Sorting this out is going to take a pretty robust disputatious community of truth seekers, to borrow Donald Campbell’s fierce imagery.

Then again, we’re a long way from Campbell’s Experimenting Society, which he imagined as “an honest society, committed to reality-testing, to self-criticism, to avoiding self-deception. It will say it like it is, face up to the facts, be undefensive and open in self-presentation.”

In the Experimenting Society, “there will be public access to the records on which social decisions are made. … There will be sufficient separation of governmental powers so that meaningful legal suits against the government are possible.”

Perhaps journalists will emerge as surrogate evaluators, carrying out at least a portion of the explanatory work.

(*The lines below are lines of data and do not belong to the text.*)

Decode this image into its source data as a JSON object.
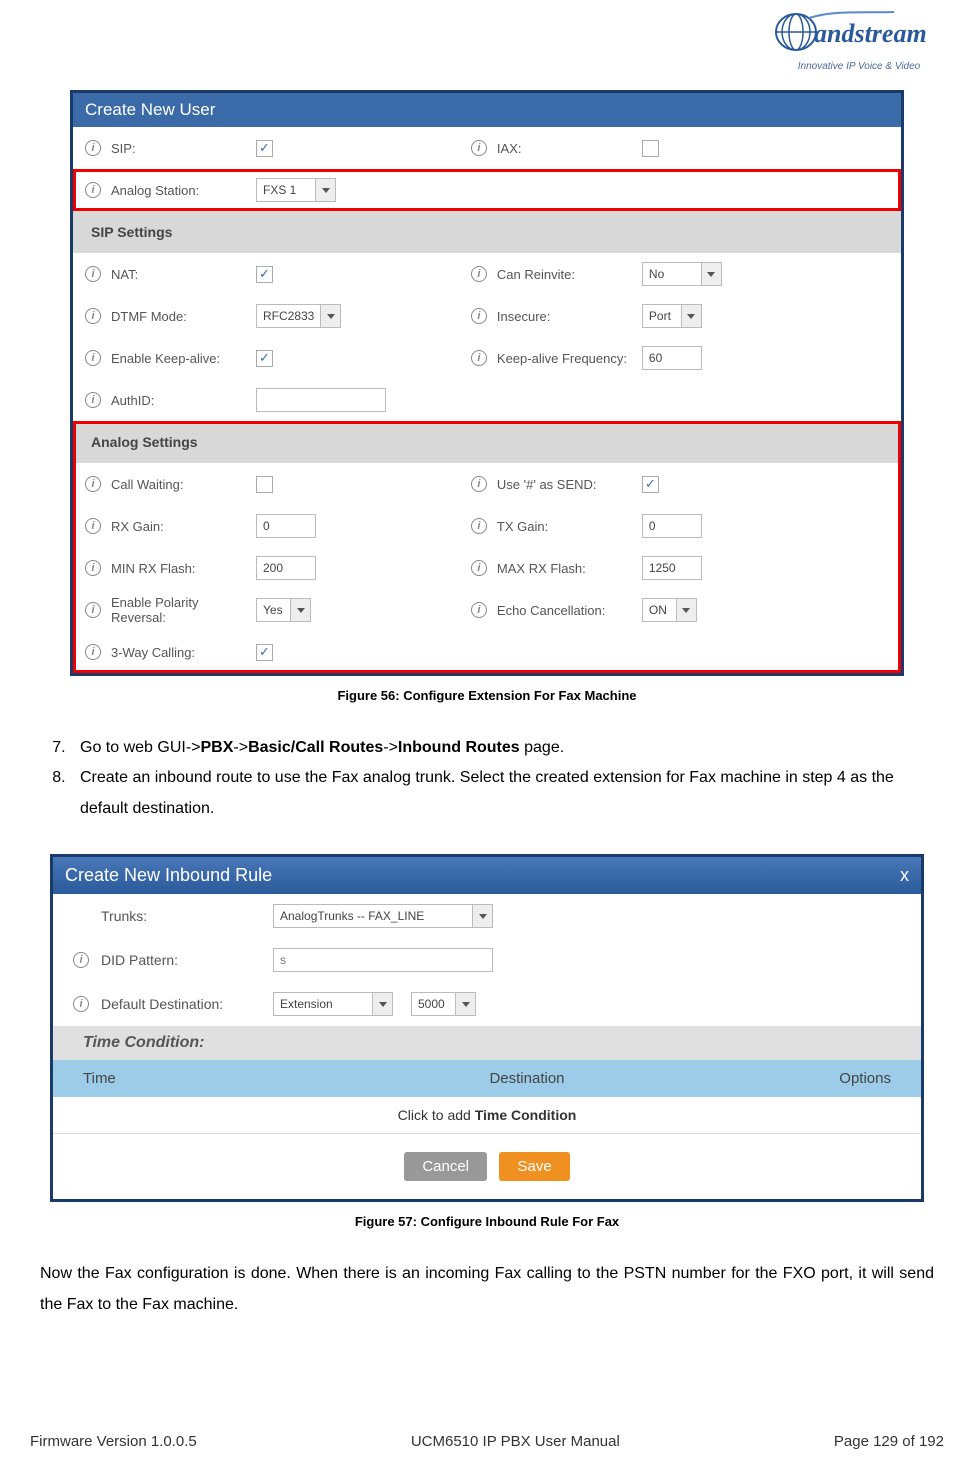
{
  "logo": {
    "brand": "Grandstream",
    "tagline": "Innovative IP Voice & Video"
  },
  "fig1": {
    "title": "Create New User",
    "caption": "Figure 56: Configure Extension For Fax Machine",
    "rows": {
      "sip_lbl": "SIP:",
      "sip_chk": "✓",
      "iax_lbl": "IAX:",
      "iax_chk": "",
      "analog_station_lbl": "Analog Station:",
      "analog_station_val": "FXS 1",
      "sip_settings_hdr": "SIP Settings",
      "nat_lbl": "NAT:",
      "nat_chk": "✓",
      "can_reinvite_lbl": "Can Reinvite:",
      "can_reinvite_val": "No",
      "dtmf_lbl": "DTMF Mode:",
      "dtmf_val": "RFC2833",
      "insecure_lbl": "Insecure:",
      "insecure_val": "Port",
      "keepalive_lbl": "Enable Keep-alive:",
      "keepalive_chk": "✓",
      "keepalive_freq_lbl": "Keep-alive Frequency:",
      "keepalive_freq_val": "60",
      "authid_lbl": "AuthID:",
      "authid_val": "",
      "analog_settings_hdr": "Analog Settings",
      "call_waiting_lbl": "Call Waiting:",
      "call_waiting_chk": "",
      "use_hash_lbl": "Use '#' as SEND:",
      "use_hash_chk": "✓",
      "rx_gain_lbl": "RX Gain:",
      "rx_gain_val": "0",
      "tx_gain_lbl": "TX Gain:",
      "tx_gain_val": "0",
      "min_rx_lbl": "MIN RX Flash:",
      "min_rx_val": "200",
      "max_rx_lbl": "MAX RX Flash:",
      "max_rx_val": "1250",
      "polarity_lbl": "Enable Polarity Reversal:",
      "polarity_val": "Yes",
      "echo_lbl": "Echo Cancellation:",
      "echo_val": "ON",
      "threeway_lbl": "3-Way Calling:",
      "threeway_chk": "✓"
    }
  },
  "steps": {
    "s7_pre": "Go to web GUI->",
    "s7_b1": "PBX",
    "s7_mid1": "->",
    "s7_b2": "Basic/Call Routes",
    "s7_mid2": "->",
    "s7_b3": "Inbound Routes",
    "s7_post": " page.",
    "s8": "Create an inbound route to use the Fax analog trunk. Select the created extension for Fax machine in step 4 as the default destination."
  },
  "fig2": {
    "title": "Create New Inbound Rule",
    "caption": "Figure 57: Configure Inbound Rule For Fax",
    "trunks_lbl": "Trunks:",
    "trunks_val": "AnalogTrunks -- FAX_LINE",
    "did_lbl": "DID Pattern:",
    "did_placeholder": "s",
    "dest_lbl": "Default Destination:",
    "dest_type": "Extension",
    "dest_ext": "5000",
    "tc_hdr": "Time Condition:",
    "tc_time": "Time",
    "tc_dest": "Destination",
    "tc_opts": "Options",
    "tc_add_pre": "Click to add ",
    "tc_add_bold": "Time Condition",
    "cancel": "Cancel",
    "save": "Save"
  },
  "conclusion": "Now the Fax configuration is done. When there is an incoming Fax calling to the PSTN number for the FXO port, it will send the Fax to the Fax machine.",
  "footer": {
    "left": "Firmware Version 1.0.0.5",
    "center": "UCM6510 IP PBX User Manual",
    "right": "Page 129 of 192"
  }
}
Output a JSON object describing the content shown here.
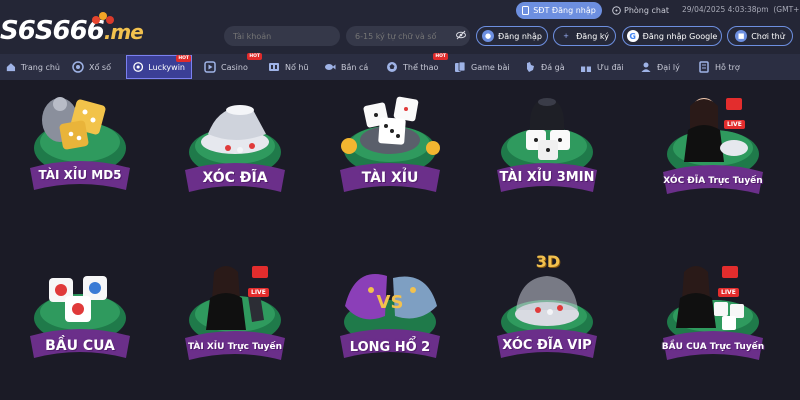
{
  "header": {
    "logo_text": "S6S666",
    "logo_suffix": ".me",
    "sdt_button": "SĐT Đăng nhập",
    "chat_button": "Phòng chat",
    "datetime": "29/04/2025 4:03:38pm",
    "timezone": "(GMT+7)",
    "username_placeholder": "Tài khoản",
    "password_placeholder": "6-15 ký tự chữ và số",
    "login_button": "Đăng nhập",
    "register_button": "Đăng ký",
    "google_button": "Đăng nhập Google",
    "trial_button": "Chơi thử",
    "colors": {
      "accent": "#6d8fe0",
      "background": "#242636"
    }
  },
  "nav": {
    "items": [
      {
        "label": "Trang chủ",
        "icon": "home-icon"
      },
      {
        "label": "Xổ số",
        "icon": "lottery-icon"
      },
      {
        "label": "Luckywin",
        "icon": "luckywin-icon",
        "active": true,
        "hot": "HOT"
      },
      {
        "label": "Casino",
        "icon": "casino-icon",
        "hot": "HOT"
      },
      {
        "label": "Nổ hũ",
        "icon": "slot-icon"
      },
      {
        "label": "Bắn cá",
        "icon": "fish-icon"
      },
      {
        "label": "Thể thao",
        "icon": "sports-icon",
        "hot": "HOT"
      },
      {
        "label": "Game bài",
        "icon": "cards-icon"
      },
      {
        "label": "Đá gà",
        "icon": "rooster-icon"
      },
      {
        "label": "Ưu đãi",
        "icon": "gift-icon"
      },
      {
        "label": "Đại lý",
        "icon": "agent-icon"
      },
      {
        "label": "Hỗ trợ",
        "icon": "support-icon"
      }
    ]
  },
  "games": [
    {
      "label": "TÀI XỈU MD5"
    },
    {
      "label": "XÓC ĐĨA"
    },
    {
      "label": "TÀI XỈU"
    },
    {
      "label": "TÀI XỈU 3MIN"
    },
    {
      "label": "XÓC ĐĨA Trực Tuyến",
      "live": "LIVE"
    },
    {
      "label": "BẦU CUA"
    },
    {
      "label": "TÀI XỈU Trực Tuyến",
      "live": "LIVE"
    },
    {
      "label": "LONG HỔ 2"
    },
    {
      "label": "XÓC ĐĨA VIP",
      "badge": "3D"
    },
    {
      "label": "BẦU CUA Trực Tuyến",
      "live": "LIVE"
    }
  ]
}
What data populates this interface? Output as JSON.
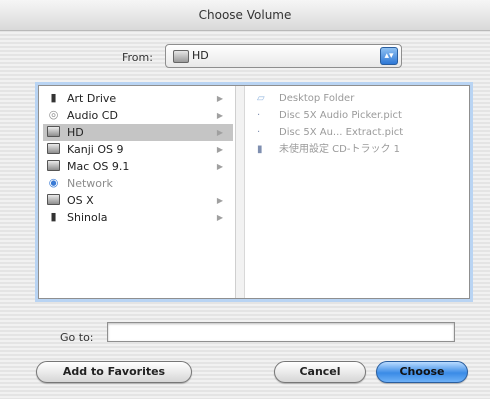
{
  "window": {
    "title": "Choose Volume"
  },
  "from": {
    "label": "From:",
    "value": "HD",
    "arrows": "▴▾"
  },
  "volumes": [
    {
      "label": "Art Drive",
      "icon": "document-icon",
      "glyph": "▮",
      "arrow": "▶"
    },
    {
      "label": "Audio CD",
      "icon": "cd-icon",
      "glyph": "◎",
      "arrow": "▶"
    },
    {
      "label": "HD",
      "icon": "hard-drive-icon",
      "glyph": "",
      "arrow": "▶",
      "selected": true
    },
    {
      "label": "Kanji OS 9",
      "icon": "hard-drive-icon",
      "glyph": "",
      "arrow": "▶"
    },
    {
      "label": "Mac OS 9.1",
      "icon": "hard-drive-icon",
      "glyph": "",
      "arrow": "▶"
    },
    {
      "label": "Network",
      "icon": "network-icon",
      "glyph": "◉",
      "arrow": "",
      "dim": true
    },
    {
      "label": "OS X",
      "icon": "hard-drive-icon",
      "glyph": "",
      "arrow": "▶"
    },
    {
      "label": "Shinola",
      "icon": "document-icon",
      "glyph": "▮",
      "arrow": "▶"
    }
  ],
  "files": [
    {
      "label": "Desktop Folder",
      "icon": "folder-icon",
      "glyph": "▱"
    },
    {
      "label": "Disc 5X Audio Picker.pict",
      "icon": "file-icon",
      "glyph": "·"
    },
    {
      "label": "Disc 5X Au... Extract.pict",
      "icon": "file-icon",
      "glyph": "·"
    },
    {
      "label": "未使用設定 CD-トラック 1",
      "icon": "document-icon",
      "glyph": "▮"
    }
  ],
  "goto": {
    "label": "Go to:",
    "value": ""
  },
  "buttons": {
    "favorites": "Add to Favorites",
    "cancel": "Cancel",
    "choose": "Choose"
  }
}
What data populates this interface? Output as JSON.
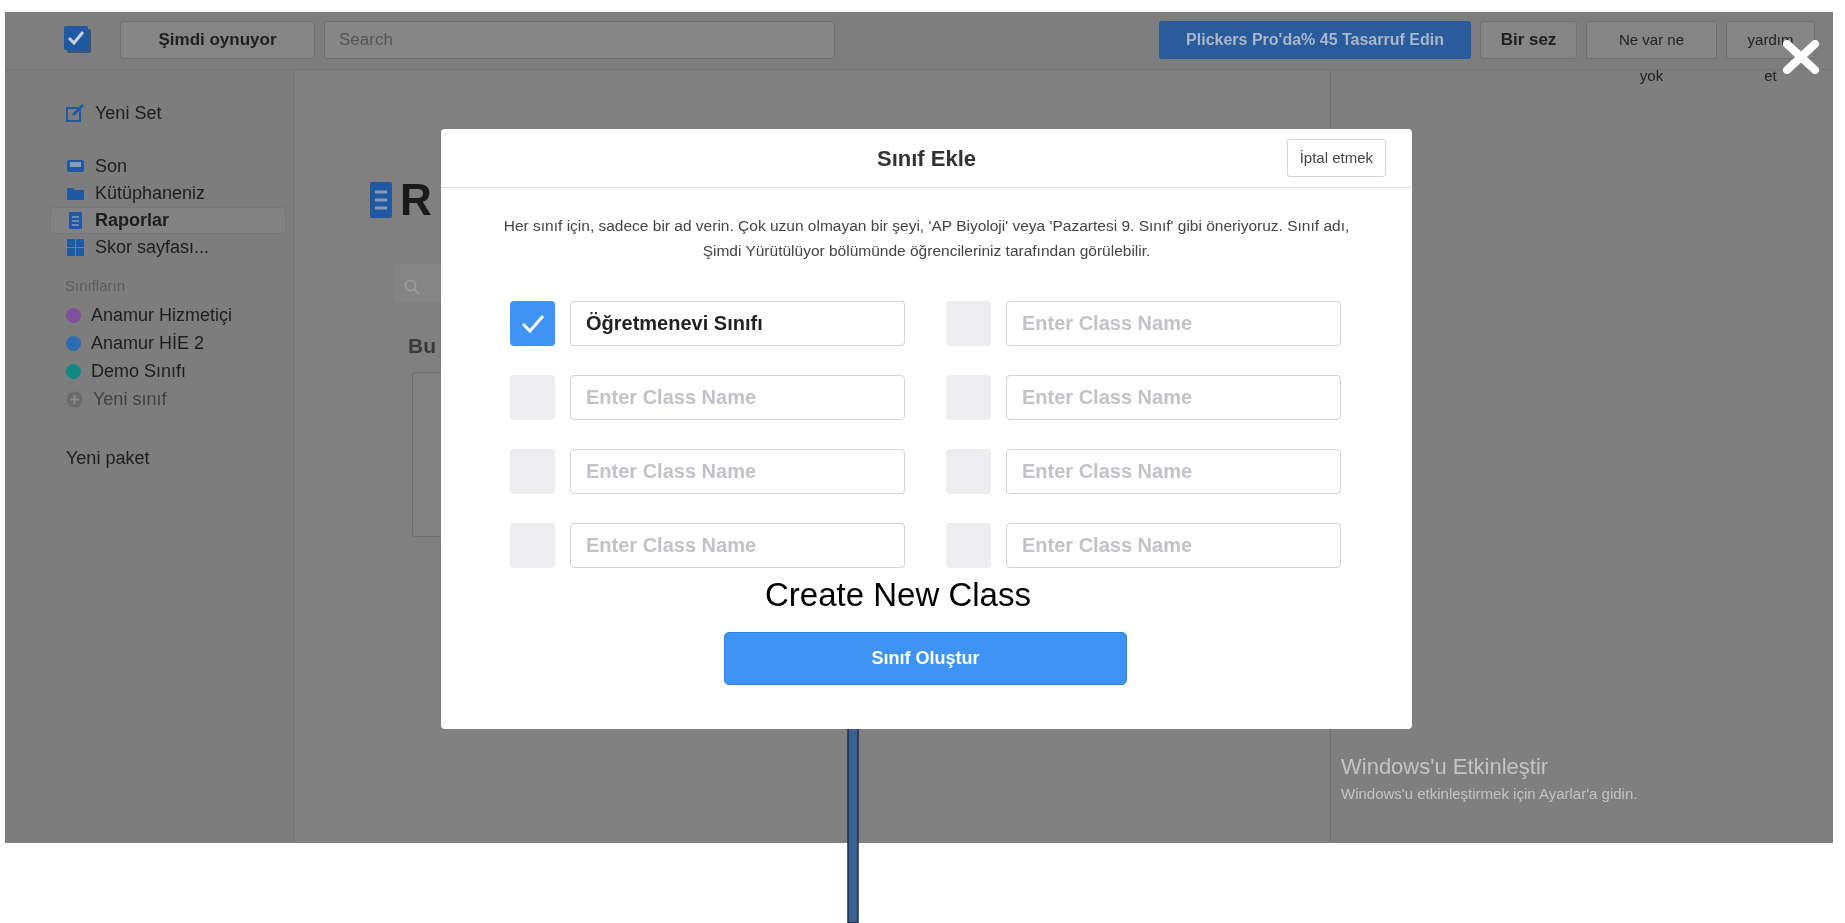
{
  "top_bar": {
    "now_playing": "Şimdi oynuyor",
    "search": {
      "placeholder": "Search"
    },
    "promo": "Plickers Pro'da% 45 Tasarruf Edin",
    "buttons": [
      "Bir sez",
      "Ne var ne yok",
      "yardım et"
    ]
  },
  "sidebar": {
    "items": [
      {
        "label": "Yeni Set",
        "kind": "new-set",
        "selected": false
      },
      {
        "label": "Son",
        "kind": "recent",
        "selected": false
      },
      {
        "label": "Kütüphaneniz",
        "kind": "library",
        "selected": false
      },
      {
        "label": "Raporlar",
        "kind": "reports",
        "selected": true
      },
      {
        "label": "Skor sayfası...",
        "kind": "scoresheet",
        "selected": false
      }
    ],
    "classes_heading": "Sınıfların",
    "classes": [
      {
        "name": "Anamur Hizmetiçi",
        "color": "#7e4f9c"
      },
      {
        "name": "Anamur HİE 2",
        "color": "#2e6bb5"
      },
      {
        "name": "Demo Sınıfı",
        "color": "#0f8a83"
      }
    ],
    "new_class": "Yeni sınıf",
    "new_pack": "Yeni paket"
  },
  "page": {
    "heading": "R",
    "section_heading": "Bu"
  },
  "modal": {
    "title": "Sınıf Ekle",
    "cancel": "İptal etmek",
    "description": "Her sınıf için, sadece bir ad verin. Çok uzun olmayan bir şeyi, 'AP Biyoloji' veya 'Pazartesi 9. Sınıf' gibi öneriyoruz. Sınıf adı, Şimdi Yürütülüyor bölümünde öğrencileriniz tarafından görülebilir.",
    "fields": [
      {
        "value": "Öğretmenevi Sınıfı",
        "checked": true
      },
      {
        "placeholder": "Enter Class Name",
        "checked": false
      },
      {
        "placeholder": "Enter Class Name",
        "checked": false
      },
      {
        "placeholder": "Enter Class Name",
        "checked": false
      },
      {
        "placeholder": "Enter Class Name",
        "checked": false
      },
      {
        "placeholder": "Enter Class Name",
        "checked": false
      },
      {
        "placeholder": "Enter Class Name",
        "checked": false
      },
      {
        "placeholder": "Enter Class Name",
        "checked": false
      }
    ],
    "submit": "Sınıf Oluştur"
  },
  "annotation": "Create New Class",
  "windows_notice": {
    "title": "Windows'u Etkinleştir",
    "subtitle": "Windows'u etkinleştirmek için Ayarlar'a gidin."
  }
}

Gretchen Morgenson and Joshua Rosner have made a valued contribution with Reckless Endangerment: How Outsized Ambition, Greed, and Corruption Led to Economic Armageddon (Times Books, 2011). As captivating as it is, this book touches only some of the strands of the complexity.

We need more folks like Kelly Creedon.

Based in Boston, Kelly is a documentarian and artist and multimedia producer, a description that may point to the need for a multimedia evaluator.

Kelly has devoted the last few years to documenting, explaining and sharing the foreclosure stories behind the complexity. Her multimedia project includes a traveling exhibit and an online presence: We Shall Not Be Moved.

Here is how Kelly describes We Shall Not Be Moved: “The project tells the story of a growing grassroots movement that is using the power of bringing people together to help keep families in their homes after foreclosure.”

That’s the boilerplate. It’s notable enough, in that not many folks stick around after foreclosure to document what happens then, how residents organize to defy the order, to hang on.

Beyond the boilerplate, there are the stories.

Listen to one. Listen to a few. Listen to Marshall Cooper.

Given all the dominoes that tumbled since 2008, all of the systems that failed, all of the warning bells that either didn’t ring or rang and rang and rang, all of the internal audits and external regulators, all of the planning and ongoing feedback loops and all of the post-hoc evaluation and, for goodness sake, all of the lessons learned (every report on a crisis must end with a list of “lessons learned”)….given all of these evaluative tools and evaluation resources, how does all the $**t running downhill land on Marshall Cooper?